Scott leads the ACC in field goal percentage in conference play, but unlike many of the post players who populate that list, many of Scott’s attempts come from 15 feet or beyond. The Cavaliers recently have begun setting a variety of screens for him to create space so that he can take more unencumbered mid-range jumpers. Scott also is plenty capable of creating space on his own.

“I’m undersized as a power forward, so with my back toward the basket against bigger defenders probably – it may work sometimes, I can get ‘em with an up-and-under or a pump fake,” Scott said. “But when you face up, you can see the whole floor.

“And especially when I’m getting double-teamed, they’re just sending their bigs at me. I just face up and I’m looking around. No double team? Okay. You just about to get cooked real quick. That’s basically how I see it.”

During Virginia’s 65-61 win Jan. 31 over Clemson earlier this season, Scott made 8 of 11 shots, and again, most of which were taken from 15 feet and beyond. That night, Scott primarily was defended by Clemson center Catalin Baciu, who is listed as 7 feet 2 and 255 pounds. Scott, mind you, is 6-foot-8 and 237 pounds.

“His face was hilarious,” Scott said of Baciu. “Every time I would make it, he would look to his bench with his arms raised, like, ‘What do you want me to do?’ And I was like: ‘Yep. I don’t know either. I’m just going to make these buckets, though.’

“I can’t body him because he was stronger than me. I could try to shoot over him, but he was 7-2. Only thing I could do was move him around. I was more mobile than him, quicker than him. Go around him, go past him, create space and get my shot.”

Scott made 6 of 8 shots and tallied 16 points during Virginia’s 58-55 loss Feb. 4 at Florida State, and he left quite an impression on Seminoles Coach Leonard Hamilton.

“I think he’s a youngster that’s virtually unstoppable,” Hamilton said. “If you give him the ball in certain areas, he’s not going to miss.”

The Cavaliers will need something close to that degree of accuracy from Scott on Saturday against North Carolina. The last time Virginia faced the Tar Heels – a 70-52 road loss Feb. 11 – Scott got into early foul trouble and ended up playing just 27 minutes. Still, he managed to score 18 points on 9 of 17 shooting.

North Carolina boasts nearly an entire starting lineup full of ACC player of the year candidates – Kendall Marshall, Tyler Zeller, Harrison Barnes and John Henson – but if Virginia’s (Scott) can stay out of foul trouble and come through with another solid performance, the Cavaliers could find themselves in position in the closing minutes to pull off an upset victory.

For all the attention Scott has been showered with this season, teammates say he has remained remarkably humble throughout.

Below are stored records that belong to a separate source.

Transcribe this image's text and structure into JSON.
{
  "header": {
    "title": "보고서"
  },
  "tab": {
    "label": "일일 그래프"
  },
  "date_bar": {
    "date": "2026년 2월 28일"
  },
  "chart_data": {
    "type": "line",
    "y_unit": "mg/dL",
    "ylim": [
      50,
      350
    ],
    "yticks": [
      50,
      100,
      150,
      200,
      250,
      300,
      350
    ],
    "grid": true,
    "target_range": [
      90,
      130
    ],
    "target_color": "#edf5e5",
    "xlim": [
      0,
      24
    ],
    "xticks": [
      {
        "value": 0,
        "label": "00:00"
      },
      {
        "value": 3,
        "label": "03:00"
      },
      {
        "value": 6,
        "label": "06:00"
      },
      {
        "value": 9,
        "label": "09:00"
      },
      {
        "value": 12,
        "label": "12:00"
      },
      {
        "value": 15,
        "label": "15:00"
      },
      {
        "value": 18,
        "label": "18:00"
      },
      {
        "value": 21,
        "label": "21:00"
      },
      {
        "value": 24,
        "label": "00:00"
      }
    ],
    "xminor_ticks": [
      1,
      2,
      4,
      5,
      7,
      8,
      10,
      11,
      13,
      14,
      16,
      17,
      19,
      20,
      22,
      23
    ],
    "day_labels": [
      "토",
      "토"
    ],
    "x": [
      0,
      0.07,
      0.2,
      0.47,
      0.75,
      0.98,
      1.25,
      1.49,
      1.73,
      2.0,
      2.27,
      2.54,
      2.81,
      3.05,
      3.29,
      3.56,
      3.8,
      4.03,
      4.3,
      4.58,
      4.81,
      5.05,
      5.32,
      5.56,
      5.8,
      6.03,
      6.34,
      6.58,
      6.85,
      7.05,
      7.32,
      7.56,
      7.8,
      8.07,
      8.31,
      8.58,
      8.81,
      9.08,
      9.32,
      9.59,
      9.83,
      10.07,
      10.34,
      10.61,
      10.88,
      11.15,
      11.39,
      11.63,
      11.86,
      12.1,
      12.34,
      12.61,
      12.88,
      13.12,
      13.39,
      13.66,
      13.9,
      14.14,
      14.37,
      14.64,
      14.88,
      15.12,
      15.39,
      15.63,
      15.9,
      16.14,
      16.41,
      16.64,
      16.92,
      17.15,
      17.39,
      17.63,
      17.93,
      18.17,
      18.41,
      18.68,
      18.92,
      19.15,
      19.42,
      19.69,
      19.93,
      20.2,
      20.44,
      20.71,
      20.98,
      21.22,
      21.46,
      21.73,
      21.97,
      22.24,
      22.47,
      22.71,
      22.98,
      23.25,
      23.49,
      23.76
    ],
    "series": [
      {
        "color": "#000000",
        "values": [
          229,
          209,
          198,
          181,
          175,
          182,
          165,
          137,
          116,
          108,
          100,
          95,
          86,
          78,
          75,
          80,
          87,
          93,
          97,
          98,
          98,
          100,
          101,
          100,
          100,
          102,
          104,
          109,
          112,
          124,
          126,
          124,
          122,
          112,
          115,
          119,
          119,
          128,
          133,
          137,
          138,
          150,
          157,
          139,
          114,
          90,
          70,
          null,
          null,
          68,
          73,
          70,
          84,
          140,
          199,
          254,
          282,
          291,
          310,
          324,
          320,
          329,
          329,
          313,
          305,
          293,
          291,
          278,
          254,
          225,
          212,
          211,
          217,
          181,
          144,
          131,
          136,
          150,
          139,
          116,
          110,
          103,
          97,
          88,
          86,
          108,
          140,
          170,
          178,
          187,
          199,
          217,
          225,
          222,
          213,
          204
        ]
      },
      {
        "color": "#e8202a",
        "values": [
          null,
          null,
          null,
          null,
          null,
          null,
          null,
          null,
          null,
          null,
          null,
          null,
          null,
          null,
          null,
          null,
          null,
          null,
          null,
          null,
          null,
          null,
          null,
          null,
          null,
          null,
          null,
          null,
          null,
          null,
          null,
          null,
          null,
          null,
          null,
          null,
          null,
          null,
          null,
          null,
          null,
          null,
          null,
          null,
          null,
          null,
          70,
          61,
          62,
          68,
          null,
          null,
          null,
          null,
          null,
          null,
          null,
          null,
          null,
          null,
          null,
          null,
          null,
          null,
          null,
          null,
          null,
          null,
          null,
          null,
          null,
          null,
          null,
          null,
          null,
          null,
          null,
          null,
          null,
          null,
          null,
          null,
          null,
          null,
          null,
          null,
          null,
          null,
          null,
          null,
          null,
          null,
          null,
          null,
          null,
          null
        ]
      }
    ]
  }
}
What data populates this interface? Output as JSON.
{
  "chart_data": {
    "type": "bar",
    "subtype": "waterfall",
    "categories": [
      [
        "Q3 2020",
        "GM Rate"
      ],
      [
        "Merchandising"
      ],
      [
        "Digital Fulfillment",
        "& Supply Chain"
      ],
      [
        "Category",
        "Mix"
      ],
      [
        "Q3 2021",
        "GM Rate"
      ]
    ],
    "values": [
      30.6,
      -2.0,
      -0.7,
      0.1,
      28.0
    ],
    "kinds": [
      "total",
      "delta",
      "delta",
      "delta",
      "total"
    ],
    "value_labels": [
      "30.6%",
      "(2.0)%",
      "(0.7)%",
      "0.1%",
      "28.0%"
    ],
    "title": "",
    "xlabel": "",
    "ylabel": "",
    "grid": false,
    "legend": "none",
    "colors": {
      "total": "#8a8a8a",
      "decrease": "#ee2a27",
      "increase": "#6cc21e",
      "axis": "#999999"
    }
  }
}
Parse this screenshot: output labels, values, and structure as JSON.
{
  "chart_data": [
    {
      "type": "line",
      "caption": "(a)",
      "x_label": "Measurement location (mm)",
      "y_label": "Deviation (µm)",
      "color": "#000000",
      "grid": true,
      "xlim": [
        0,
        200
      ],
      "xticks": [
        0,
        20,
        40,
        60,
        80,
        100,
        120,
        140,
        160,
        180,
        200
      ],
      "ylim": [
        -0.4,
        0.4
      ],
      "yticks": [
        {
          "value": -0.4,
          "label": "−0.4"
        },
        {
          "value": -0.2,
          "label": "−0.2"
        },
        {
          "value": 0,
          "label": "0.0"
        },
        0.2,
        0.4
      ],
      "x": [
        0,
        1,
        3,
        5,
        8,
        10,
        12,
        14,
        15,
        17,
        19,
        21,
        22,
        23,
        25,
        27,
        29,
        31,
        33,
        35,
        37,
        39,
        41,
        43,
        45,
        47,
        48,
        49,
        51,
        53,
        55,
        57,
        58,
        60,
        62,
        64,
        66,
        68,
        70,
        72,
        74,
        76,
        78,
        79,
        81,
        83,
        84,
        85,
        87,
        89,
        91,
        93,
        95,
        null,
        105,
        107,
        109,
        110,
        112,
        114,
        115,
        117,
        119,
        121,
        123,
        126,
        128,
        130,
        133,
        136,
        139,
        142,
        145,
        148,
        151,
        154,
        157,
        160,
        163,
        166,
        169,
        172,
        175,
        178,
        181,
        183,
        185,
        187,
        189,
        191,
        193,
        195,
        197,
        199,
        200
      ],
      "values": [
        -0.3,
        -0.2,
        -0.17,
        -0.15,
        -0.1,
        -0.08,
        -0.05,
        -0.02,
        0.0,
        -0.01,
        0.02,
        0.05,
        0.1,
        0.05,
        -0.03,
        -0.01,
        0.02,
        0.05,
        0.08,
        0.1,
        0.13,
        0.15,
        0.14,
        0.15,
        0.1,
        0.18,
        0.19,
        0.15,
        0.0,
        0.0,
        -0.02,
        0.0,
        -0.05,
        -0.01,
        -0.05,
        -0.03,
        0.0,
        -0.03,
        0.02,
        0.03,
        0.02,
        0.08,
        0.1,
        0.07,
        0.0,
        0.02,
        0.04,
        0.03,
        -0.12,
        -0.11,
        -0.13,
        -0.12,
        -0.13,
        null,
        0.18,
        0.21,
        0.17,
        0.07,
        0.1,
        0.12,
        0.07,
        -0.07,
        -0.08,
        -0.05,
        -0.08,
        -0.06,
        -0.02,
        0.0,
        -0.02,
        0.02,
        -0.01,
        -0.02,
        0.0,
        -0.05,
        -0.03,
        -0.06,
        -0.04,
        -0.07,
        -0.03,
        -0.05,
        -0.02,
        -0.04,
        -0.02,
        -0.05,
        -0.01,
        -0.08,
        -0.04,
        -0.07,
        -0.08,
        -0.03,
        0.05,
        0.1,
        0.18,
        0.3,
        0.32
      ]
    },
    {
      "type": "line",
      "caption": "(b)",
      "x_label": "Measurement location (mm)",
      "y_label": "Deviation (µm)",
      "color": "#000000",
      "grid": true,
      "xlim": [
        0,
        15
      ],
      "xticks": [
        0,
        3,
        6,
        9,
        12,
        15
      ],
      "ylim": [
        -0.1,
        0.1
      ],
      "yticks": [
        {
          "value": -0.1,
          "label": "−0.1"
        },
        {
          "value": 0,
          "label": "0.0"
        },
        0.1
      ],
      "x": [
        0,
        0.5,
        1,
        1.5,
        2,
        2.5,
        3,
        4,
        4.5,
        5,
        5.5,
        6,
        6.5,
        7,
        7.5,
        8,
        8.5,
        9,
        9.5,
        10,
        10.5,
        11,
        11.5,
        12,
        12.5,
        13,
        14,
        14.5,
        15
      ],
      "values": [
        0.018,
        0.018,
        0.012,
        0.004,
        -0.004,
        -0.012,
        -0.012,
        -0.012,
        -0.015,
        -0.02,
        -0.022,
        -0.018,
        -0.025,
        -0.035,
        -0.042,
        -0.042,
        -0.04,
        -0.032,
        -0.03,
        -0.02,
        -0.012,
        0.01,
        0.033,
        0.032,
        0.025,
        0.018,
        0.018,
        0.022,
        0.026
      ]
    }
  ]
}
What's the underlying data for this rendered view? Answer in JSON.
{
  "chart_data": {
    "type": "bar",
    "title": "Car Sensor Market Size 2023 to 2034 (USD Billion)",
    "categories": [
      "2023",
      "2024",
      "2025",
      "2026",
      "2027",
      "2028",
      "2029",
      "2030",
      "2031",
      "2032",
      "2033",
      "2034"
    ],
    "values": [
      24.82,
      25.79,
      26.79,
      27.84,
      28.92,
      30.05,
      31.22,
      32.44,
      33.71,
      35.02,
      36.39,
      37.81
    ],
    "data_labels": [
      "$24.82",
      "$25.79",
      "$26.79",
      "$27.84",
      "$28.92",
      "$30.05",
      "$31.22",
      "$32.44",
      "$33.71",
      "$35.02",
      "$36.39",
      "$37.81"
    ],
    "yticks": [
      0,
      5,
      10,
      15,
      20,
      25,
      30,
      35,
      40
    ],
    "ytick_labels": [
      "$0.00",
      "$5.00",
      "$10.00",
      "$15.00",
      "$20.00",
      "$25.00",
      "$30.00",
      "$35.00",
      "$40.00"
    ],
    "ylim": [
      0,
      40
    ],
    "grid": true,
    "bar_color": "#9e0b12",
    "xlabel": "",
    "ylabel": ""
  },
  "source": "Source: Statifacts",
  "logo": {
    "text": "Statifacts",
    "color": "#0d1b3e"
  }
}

“Other guys, if they had that role, they’d probably be cocky with it,” Evans said. “But he’s confident. He’s unselfish with it.”

Scott said his humility was bred by his father, who formerly served as a staff sergeant in the Marines. He said he tries to play down all the hype that has surrounded him in recent months as much as possible, but that doesn’t prevent him from reading and listening to everything that is written and said about him and his team.

“I know I’m not just going to run with it and say I’m ACC player of the year or I’m national player of the year,” Scott said. “I still have tons of work and improvement to do. But I also know that maybe people are starting to see all the hard work I put in and am still putting in.”